Concerns have been voiced about open ponds proposed for a large Chickerell housing development.

Some district councillors backed the town council plea for fencing around three ponds on the site – while a neighbour said she was concerned about the risk of flooding.

But West Dorset planners were told they were a landscape feature, as well as helping deal with surface water, and would be safety assessed before they were built.

Dorchester Cllr Stella Jones said she feared that a toddler could easily fall into one of the ponds, even though they might be shallow – backing a plea from the parish council that they should be fenced.

“When something has happened it’s too late,” she said.

The West Dorset planning committee, meeting on Thursday, were debating the details of the 30-acre site at Bank and Ridge Farms to the west of School Hill which already has outline permission for 292 homes, granted to C G Fry and Sons Ltd earlier in the year.

Chickerell and Chesil Bank councillor Jean Dunseith said she had raised the safety risk of the ponds with the company at the consultation stage but had been reassured that they would be safe.

Planning officer Hamish Laird told the committee that despite the concerns of the town council and councillors at the committee over the risk of someone falling in the ponds officers had decided that fencing “would not be appropriate.”

“They are fairly shallow and people will understand not to go in them…they are part of the landscaping and part of the public open space,” he said.

Committee chairman Cllr Fred Horsington said he could understand local worries, recalling that a child had drowned in a balancing pond in Chickerell a few years ago.

Neighbour to the development, Julie Cleaver, said she was worried that one of the ponds would be immediately at the back of her house in North Square and could lead to flooding of her, and neighbour’s properties, if breached.

“These attenuation ponds have failed before. There has been a case in Devon,” she said.

Spokesman for C G Fry & Sons, Simon Coles, told the committee that the flood risk had been thoroughly dealt with and technical experts for the council had calculated that the risk of flooding in the area would be less once the ponds had been built, than at the present.

Cllr Dominic Elliot said that if ponds were going to be fenced in it wouldn’t be long before every river, ditch and lake in the country had to have a fence around it.

“I am not in favour of pond fences,” he said, admitting that, as a child he had fallen into ponds and even through ice into water.

Highways officer Ian Madgwick said there would be an assessment of safety issues before the ponds were built: “The risk will be looked at in the same way we assess the risk on a roadway…the flood authority will decide whether fencing is needed, or not.”

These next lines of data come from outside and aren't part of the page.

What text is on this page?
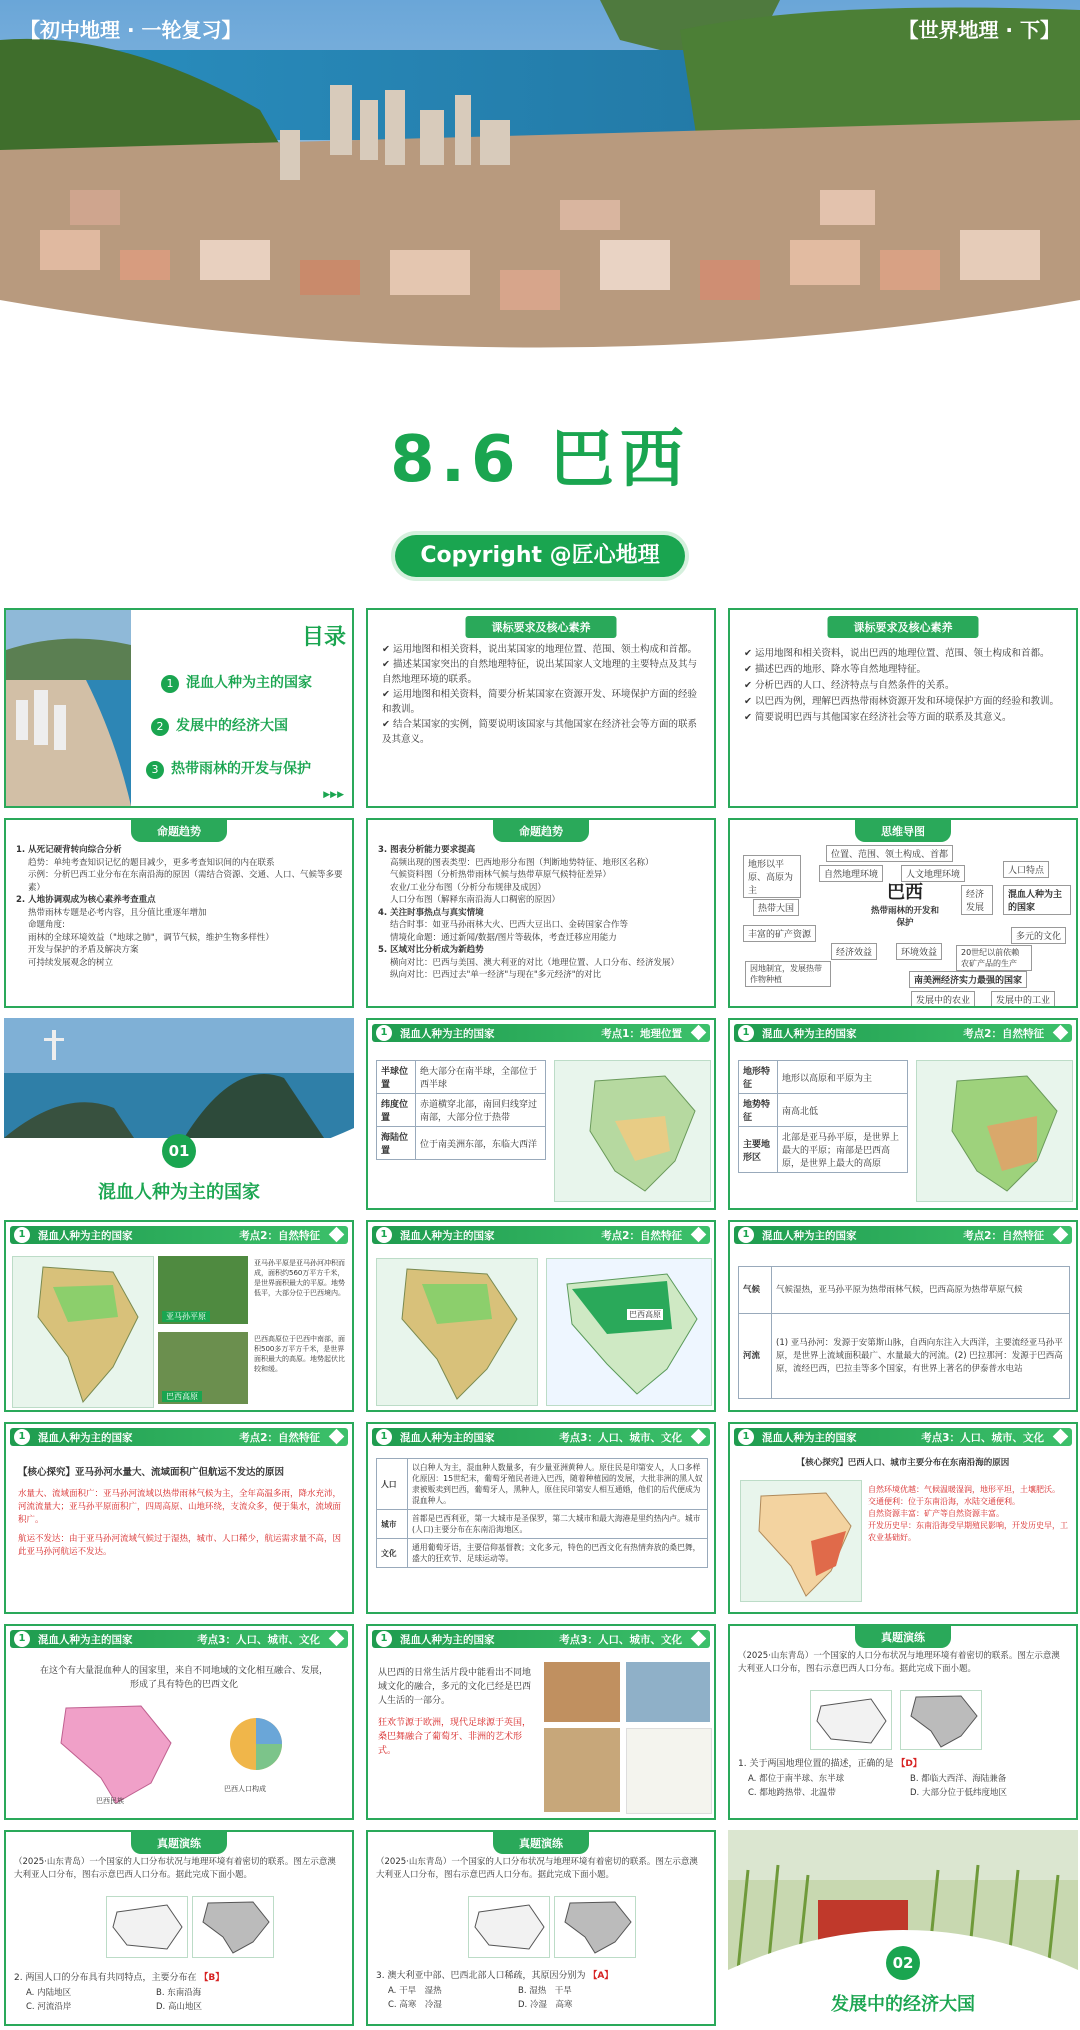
【初中地理 · 一轮复习】	【世界地理 · 下】
8.6 巴西
Copyright @匠心地理
目录
1 混血人种为主的国家
2 发展中的经济大国
3 热带雨林的开发与保护
▶▶▶
课标要求及核心素养
✔ 运用地图和相关资料，说出某国家的地理位置、范围、领土构成和首都。
✔ 描述某国家突出的自然地理特征，说出某国家人文地理的主要特点及其与自然地理环境的联系。
✔ 运用地图和相关资料，简要分析某国家在资源开发、环境保护方面的经验和教训。
✔ 结合某国家的实例，简要说明该国家与其他国家在经济社会等方面的联系及其意义。
课标要求及核心素养
✔ 运用地图和相关资料，说出巴西的地理位置、范围、领土构成和首都。
✔ 描述巴西的地形、降水等自然地理特征。
✔ 分析巴西的人口、经济特点与自然条件的关系。
✔ 以巴西为例，理解巴西热带雨林资源开发和环境保护方面的经验和教训。
✔ 简要说明巴西与其他国家在经济社会等方面的联系及其意义。
命题趋势
1. 从死记硬背转向综合分析
趋势：单纯考查知识记忆的题目减少，更多考查知识间的内在联系
示例：分析巴西工业分布在东南沿海的原因（需结合资源、交通、人口、气候等多要素）
2. 人地协调观成为核心素养考查重点
热带雨林专题是必考内容，且分值比重逐年增加
命题角度:
雨林的全球环境效益（"地球之肺"，调节气候，维护生物多样性）
开发与保护的矛盾及解决方案
可持续发展观念的树立
命题趋势
3. 图表分析能力要求提高
高频出现的图表类型：巴西地形分布图（判断地势特征、地形区名称）
气候资料图（分析热带雨林气候与热带草原气候特征差异）
农业/工业分布图（分析分布规律及成因）
人口分布图（解释东南沿海人口稠密的原因）
4. 关注时事热点与真实情境
结合时事：如亚马孙雨林大火、巴西大豆出口、金砖国家合作等
情境化命题：通过新闻/数据/图片等载体，考查迁移应用能力
5. 区域对比分析成为新趋势
横向对比：巴西与美国、澳大利亚的对比（地理位置、人口分布、经济发展）
纵向对比：巴西过去"单一经济"与现在"多元经济"的对比
思维导图
巴西
热带雨林的开发和保护
地形以平原、高原为主
位置、范围、领土构成、首都
自然地理环境	人文地理环境	人口特点
热带大国
经济发展
混血人种为主的国家
丰富的矿产资源	多元的文化
经济效益	环境效益	20世纪以前依赖农矿产品的生产
因地制宜，发展热带作物种植	南美洲经济实力最强的国家
发展中的农业	发展中的工业
01
混血人种为主的国家
1	混血人种为主的国家	考点1：地理位置
半球位置	绝大部分在南半球，全部位于西半球
纬度位置	赤道横穿北部，南回归线穿过南部，大部分位于热带
海陆位置	位于南美洲东部，东临大西洋
1	混血人种为主的国家	考点2：自然特征
地形特征	地形以高原和平原为主
地势特征	南高北低
主要地形区	北部是亚马孙平原，是世界上最大的平原；南部是巴西高原，是世界上最大的高原
1	混血人种为主的国家	考点2：自然特征
亚马孙平原
巴西高原
亚马孙平原是亚马孙河冲积而成，面积约560万平方千米，是世界面积最大的平原。地势低平，大部分位于巴西境内。
巴西高原位于巴西中南部，面积500多万平方千米，是世界面积最大的高原。地势起伏比较和缓。
1	混血人种为主的国家	考点2：自然特征
巴西高原
1	混血人种为主的国家	考点2：自然特征
气候	气候湿热，亚马孙平原为热带雨林气候，巴西高原为热带草原气候
河流	(1) 亚马孙河：发源于安第斯山脉，自西向东注入大西洋，主要流经亚马孙平原，是世界上流域面积最广、水量最大的河流。(2) 巴拉那河：发源于巴西高原，流经巴西，巴拉圭等多个国家，有世界上著名的伊泰普水电站
1	混血人种为主的国家	考点2：自然特征
【核心探究】亚马孙河水量大、流域面积广但航运不发达的原因
水量大、流域面积广：亚马孙河流域以热带雨林气候为主，全年高温多雨，降水充沛，河流流量大；亚马孙平原面积广，四周高原、山地环绕，支流众多，便于集水，流域面积广。
航运不发达：由于亚马孙河流域气候过于湿热，城市、人口稀少，航运需求量不高，因此亚马孙河航运不发达。
1	混血人种为主的国家	考点3：人口、城市、文化
人口	以白种人为主，混血种人数量多，有少量亚洲黄种人。原住民是印第安人，人口多样化原因：15世纪末，葡萄牙殖民者进入巴西，随着种植园的发展，大批非洲的黑人奴隶被贩卖到巴西，葡萄牙人，黑种人，原住民印第安人相互通婚，他们的后代便成为混血种人。
城市	首都是巴西利亚，第一大城市是圣保罗，第二大城市和最大海港是里约热内卢。城市(人口)主要分布在东南沿海地区。
文化	通用葡萄牙语，主要信仰基督教；文化多元，特色的巴西文化有热情奔放的桑巴舞，盛大的狂欢节、足球运动等。
1	混血人种为主的国家	考点3：人口、城市、文化
【核心探究】巴西人口、城市主要分布在东南沿海的原因
自然环境优越：气候温暖湿润，地形平坦，土壤肥沃。
交通便利：位于东南沿海，水陆交通便利。
自然资源丰富：矿产等自然资源丰富。
开发历史早：东南沿海受早期殖民影响，开发历史早，工农业基础好。
1	混血人种为主的国家	考点3：人口、城市、文化
在这个有大量混血种人的国家里，来自不同地域的文化相互融合、发展，形成了具有特色的巴西文化
巴西民族
巴西人口构成
1	混血人种为主的国家	考点3：人口、城市、文化
从巴西的日常生活片段中能看出不同地域文化的融合，多元的文化已经是巴西人生活的一部分。
狂欢节源于欧洲，现代足球源于英国，桑巴舞融合了葡萄牙、非洲的艺术形式。
真题演练
（2025·山东青岛）一个国家的人口分布状况与地理环境有着密切的联系。图左示意澳大利亚人口分布，图右示意巴西人口分布。据此完成下面小题。
1. 关于两国地理位置的描述，正确的是 【D】
A. 都位于南半球、东半球
C. 都地跨热带、北温带
B. 都临大西洋、海陆兼备
D. 大部分位于低纬度地区
真题演练
（2025·山东青岛）一个国家的人口分布状况与地理环境有着密切的联系。图左示意澳大利亚人口分布，图右示意巴西人口分布。据此完成下面小题。
2. 两国人口的分布具有共同特点，主要分布在 【B】
A. 内陆地区
C. 河流沿岸
B. 东南沿海
D. 高山地区
真题演练
（2025·山东青岛）一个国家的人口分布状况与地理环境有着密切的联系。图左示意澳大利亚人口分布，图右示意巴西人口分布。据此完成下面小题。
3. 澳大利亚中部、巴西北部人口稀疏，其原因分别为 【A】
A. 干旱　湿热
C. 高寒　冷湿
B. 湿热　干旱
D. 冷湿　高寒
02
发展中的经济大国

Mrs Cleaver also raised concerns over parking in the area which she said was already difficult and was likely to get worse during the construction phase and once the 292 houses were occupied.

Mr Laird said that the scheme would be built in five phases, starting at the eastern edge with the final phase seeing Courage Way opened up to the main road – a route which several letter writers to the council claim will become “a rat run.”

The scheme includes more than a hundred social housing units, two-thirds of them one or two-bed.

The majority of the homes on the site will be three-bed with 51 private four-bed homes and four private five-bed properties.

Planning officers say the scale of the scheme and materials proposed reflects those on the adjoining Chesil Bank development and are generally two stories high which they say is acceptable.

The committee approved by a majority vote the details of the reserved matters, which includes the layout, landscaping and materials to be used as well as the use of the three attenuation, or balancing ponds.

Speaking after the meeting Cllr Tim Yarker, West Dorset District Council’s Portfolio Holder for Housing, said: “The approval of this reserved matters application is great news and means work can start on site in the near future.

“Having more homes built in the area is a key objective of our Opening Doors programme.

“As part of this programme, we have started a Home Ownership Register to gauge housing demand and find out the size and locations of homes wanted. As part of this we also forward on details of upcoming developments.